The intelligence failures that analysts cite after each incident are real. Coordination between ground forces and air assets in the Nigerian military is poor by most assessments, and the pressure to show results against Boko Haram creates incentives to act on incomplete information. But framing these as technical problems, fixable with better training or better equipment, misses the deeper issue. Infrastructure vulnerabilities in security systems globally tend to persist not because solutions are unknown, but because the people most affected by the failures have the least power to demand change.
The residents of Jilli and the surrounding communities in Yobe state did not choose to live in a conflict zone. They were born there, or they returned there because it was the only home they had. The weekly market was not just a commercial activity. It was a social institution, a place where dispersed rural communities gathered, exchanged news, settled disputes, maintained the bonds that make collective life possible even under occupation and bombardment. Destroying it from the air destroyed something beyond the buildings and the bodies.

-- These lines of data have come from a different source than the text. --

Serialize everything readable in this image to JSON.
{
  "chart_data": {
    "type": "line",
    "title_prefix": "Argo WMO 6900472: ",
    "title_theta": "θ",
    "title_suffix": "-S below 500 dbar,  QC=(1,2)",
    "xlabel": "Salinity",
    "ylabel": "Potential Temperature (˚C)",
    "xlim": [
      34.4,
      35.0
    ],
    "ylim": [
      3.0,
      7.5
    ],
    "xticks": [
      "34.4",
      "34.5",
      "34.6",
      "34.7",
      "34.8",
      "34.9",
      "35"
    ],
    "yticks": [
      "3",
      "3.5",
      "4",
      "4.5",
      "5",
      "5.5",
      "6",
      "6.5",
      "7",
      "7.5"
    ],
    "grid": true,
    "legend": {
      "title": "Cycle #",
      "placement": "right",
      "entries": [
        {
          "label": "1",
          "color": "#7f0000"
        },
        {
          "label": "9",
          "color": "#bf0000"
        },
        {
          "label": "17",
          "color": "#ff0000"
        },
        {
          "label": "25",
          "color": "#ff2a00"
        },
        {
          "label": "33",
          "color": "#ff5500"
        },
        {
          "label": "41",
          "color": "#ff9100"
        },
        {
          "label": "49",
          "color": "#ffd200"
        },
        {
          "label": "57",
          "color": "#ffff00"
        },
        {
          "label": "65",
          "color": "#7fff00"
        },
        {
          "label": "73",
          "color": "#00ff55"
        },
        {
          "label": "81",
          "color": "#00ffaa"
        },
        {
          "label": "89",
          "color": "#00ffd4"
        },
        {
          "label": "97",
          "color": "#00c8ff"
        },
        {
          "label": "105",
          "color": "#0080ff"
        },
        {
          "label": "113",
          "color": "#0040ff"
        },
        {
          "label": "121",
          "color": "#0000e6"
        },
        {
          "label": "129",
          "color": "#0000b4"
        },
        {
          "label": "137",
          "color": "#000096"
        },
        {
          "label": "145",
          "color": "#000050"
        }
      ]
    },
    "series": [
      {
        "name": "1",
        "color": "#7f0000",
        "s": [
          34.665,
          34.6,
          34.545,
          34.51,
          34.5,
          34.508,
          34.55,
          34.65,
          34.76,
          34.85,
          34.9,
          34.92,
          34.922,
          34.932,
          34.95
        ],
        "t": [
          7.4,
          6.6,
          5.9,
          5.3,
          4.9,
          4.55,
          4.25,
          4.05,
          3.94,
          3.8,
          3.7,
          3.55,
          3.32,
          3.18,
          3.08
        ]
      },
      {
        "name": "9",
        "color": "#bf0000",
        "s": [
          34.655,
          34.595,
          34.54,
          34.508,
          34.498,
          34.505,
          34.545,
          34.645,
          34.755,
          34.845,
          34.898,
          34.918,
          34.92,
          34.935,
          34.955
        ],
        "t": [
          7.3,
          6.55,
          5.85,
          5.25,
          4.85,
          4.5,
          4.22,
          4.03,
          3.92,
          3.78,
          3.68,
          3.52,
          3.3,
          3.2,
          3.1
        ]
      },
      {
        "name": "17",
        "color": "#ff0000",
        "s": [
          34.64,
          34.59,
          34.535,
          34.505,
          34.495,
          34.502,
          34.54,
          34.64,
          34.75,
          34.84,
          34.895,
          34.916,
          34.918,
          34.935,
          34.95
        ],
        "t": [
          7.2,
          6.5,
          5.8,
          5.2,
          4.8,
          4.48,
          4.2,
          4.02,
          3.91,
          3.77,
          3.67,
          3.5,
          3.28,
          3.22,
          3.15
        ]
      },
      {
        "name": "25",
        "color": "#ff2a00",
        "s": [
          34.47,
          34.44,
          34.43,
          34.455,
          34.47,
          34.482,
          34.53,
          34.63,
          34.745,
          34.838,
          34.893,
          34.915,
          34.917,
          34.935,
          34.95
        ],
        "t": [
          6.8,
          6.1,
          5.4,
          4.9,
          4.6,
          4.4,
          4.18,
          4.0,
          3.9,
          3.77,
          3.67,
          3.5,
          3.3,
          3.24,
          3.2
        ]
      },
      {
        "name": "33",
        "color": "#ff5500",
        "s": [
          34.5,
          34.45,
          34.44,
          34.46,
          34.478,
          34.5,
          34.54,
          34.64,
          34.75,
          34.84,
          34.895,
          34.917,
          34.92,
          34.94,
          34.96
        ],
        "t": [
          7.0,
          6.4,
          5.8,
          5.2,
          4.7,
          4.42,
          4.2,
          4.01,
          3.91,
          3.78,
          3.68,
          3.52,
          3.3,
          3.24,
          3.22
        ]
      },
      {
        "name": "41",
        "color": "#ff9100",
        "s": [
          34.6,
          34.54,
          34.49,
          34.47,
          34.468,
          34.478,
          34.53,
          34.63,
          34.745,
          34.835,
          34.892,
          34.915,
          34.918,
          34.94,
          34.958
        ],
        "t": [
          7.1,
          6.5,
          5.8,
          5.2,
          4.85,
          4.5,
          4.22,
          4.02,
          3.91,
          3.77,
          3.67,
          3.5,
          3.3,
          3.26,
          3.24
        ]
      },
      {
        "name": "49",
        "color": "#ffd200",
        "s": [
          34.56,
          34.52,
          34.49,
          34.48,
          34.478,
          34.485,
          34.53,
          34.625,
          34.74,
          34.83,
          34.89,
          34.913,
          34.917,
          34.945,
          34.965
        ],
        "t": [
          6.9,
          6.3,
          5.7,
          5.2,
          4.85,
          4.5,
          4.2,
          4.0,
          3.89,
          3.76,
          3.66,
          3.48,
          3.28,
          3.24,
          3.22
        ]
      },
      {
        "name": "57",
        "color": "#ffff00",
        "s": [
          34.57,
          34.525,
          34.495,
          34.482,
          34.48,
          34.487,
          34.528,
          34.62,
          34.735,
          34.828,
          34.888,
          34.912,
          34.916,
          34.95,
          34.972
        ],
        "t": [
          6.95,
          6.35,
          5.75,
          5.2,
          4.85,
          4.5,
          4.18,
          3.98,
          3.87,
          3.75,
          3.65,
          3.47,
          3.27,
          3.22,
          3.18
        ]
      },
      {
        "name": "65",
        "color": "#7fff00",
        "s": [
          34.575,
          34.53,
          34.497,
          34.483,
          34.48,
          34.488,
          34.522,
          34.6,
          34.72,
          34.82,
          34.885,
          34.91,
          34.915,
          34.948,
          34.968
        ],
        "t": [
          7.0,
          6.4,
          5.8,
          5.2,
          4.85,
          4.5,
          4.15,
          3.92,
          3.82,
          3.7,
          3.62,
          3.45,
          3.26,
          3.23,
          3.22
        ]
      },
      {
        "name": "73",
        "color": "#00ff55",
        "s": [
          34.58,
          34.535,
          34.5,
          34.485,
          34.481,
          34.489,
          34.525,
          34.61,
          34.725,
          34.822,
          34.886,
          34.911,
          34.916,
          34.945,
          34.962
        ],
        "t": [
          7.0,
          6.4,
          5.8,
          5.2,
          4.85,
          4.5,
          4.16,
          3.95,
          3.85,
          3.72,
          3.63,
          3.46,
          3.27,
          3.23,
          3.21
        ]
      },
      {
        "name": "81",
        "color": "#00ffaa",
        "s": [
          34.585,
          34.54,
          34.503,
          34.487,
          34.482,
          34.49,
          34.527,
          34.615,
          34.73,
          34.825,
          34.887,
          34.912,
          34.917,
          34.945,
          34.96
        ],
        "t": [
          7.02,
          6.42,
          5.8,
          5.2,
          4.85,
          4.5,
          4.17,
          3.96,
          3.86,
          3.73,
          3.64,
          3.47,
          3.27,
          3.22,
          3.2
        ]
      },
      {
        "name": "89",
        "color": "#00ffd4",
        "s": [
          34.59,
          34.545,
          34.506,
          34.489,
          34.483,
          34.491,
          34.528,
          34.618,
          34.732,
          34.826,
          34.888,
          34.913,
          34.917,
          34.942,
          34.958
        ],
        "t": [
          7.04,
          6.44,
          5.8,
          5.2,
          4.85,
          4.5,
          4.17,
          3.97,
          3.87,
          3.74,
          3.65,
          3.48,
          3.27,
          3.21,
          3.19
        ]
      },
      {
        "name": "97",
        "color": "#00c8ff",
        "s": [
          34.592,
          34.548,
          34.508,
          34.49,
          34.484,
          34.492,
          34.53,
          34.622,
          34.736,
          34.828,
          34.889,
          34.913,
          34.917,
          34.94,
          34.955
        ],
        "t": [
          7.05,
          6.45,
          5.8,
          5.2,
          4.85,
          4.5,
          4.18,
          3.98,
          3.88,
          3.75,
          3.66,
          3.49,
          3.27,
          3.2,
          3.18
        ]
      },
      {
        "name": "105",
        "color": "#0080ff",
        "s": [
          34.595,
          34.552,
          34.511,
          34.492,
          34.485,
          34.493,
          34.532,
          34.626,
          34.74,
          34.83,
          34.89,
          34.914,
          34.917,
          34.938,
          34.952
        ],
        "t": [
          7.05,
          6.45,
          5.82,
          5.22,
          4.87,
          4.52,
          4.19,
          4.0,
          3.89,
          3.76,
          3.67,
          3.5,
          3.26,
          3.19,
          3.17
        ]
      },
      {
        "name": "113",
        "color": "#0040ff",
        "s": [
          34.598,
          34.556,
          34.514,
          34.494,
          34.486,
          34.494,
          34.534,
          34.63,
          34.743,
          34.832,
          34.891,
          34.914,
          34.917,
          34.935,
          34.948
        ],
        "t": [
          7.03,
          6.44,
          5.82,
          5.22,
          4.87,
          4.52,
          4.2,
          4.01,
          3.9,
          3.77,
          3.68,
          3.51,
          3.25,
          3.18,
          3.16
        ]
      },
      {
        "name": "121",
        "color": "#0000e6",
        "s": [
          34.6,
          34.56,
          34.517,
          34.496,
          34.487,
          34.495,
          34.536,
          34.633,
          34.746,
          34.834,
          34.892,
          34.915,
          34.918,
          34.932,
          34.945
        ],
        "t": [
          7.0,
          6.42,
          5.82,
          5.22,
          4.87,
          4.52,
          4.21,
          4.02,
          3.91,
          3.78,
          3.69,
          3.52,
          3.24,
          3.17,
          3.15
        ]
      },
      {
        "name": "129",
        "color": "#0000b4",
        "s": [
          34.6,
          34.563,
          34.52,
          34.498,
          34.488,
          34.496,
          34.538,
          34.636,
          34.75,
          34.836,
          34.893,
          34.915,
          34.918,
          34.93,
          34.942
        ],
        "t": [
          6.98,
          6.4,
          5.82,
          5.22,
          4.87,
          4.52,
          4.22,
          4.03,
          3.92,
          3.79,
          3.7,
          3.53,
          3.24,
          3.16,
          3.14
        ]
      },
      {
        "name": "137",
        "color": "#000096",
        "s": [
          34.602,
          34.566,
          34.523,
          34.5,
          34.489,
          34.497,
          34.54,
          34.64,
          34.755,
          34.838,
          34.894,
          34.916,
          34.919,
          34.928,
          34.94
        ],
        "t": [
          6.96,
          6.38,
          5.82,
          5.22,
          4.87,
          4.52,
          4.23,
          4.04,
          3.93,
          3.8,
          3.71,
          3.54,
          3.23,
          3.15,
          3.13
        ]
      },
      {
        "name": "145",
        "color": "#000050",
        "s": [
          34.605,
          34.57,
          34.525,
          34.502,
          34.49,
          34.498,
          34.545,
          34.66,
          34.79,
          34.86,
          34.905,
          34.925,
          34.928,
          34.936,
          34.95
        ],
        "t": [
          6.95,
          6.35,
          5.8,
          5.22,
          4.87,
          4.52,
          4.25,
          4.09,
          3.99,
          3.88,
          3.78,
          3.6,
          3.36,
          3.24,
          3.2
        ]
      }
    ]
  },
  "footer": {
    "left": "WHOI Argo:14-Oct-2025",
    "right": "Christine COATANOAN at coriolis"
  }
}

Nigerian authorities will likely announce an investigation. Previous investigations into similar incidents have produced few public findings and no significant consequences for those responsible. The structural incentives are simple: the military operates with minimal civilian oversight in the northeast, the political cost of holding senior officers accountable exceeds the political cost of civilian deaths in remote areas, and the international community lacks either the will or the leverage to change this calculation.
The weekly market at Jilli served as an economic lifeline for the region. Nobody is tracking the disrupted supply chains of dried fish and grain that fed thousands of families through that weekly market. Nobody is calculating the economic damage to a community already impoverished by a decade of insurgency. The mathematics of acceptable loss only count the dead. They never count what the dead were carrying with them.
Five hundred civilians killed by their own military since 2017. That number, compiled by the Associated Press, represents only confirmed deaths. The real figure is almost certainly higher. Each one was a person with their own life, their own plans, their own reasons for being at the market. The pattern will not break because a pattern does not break itself. It breaks when the people who sustain it, the commanders who authorize strikes on incomplete intelligence, the politicians who shield them from accountability, the international partners who look the other way, decide that the cost of continuing is higher than the cost of stopping.
Nobody in Jilli has any reason to believe that calculation is about to change.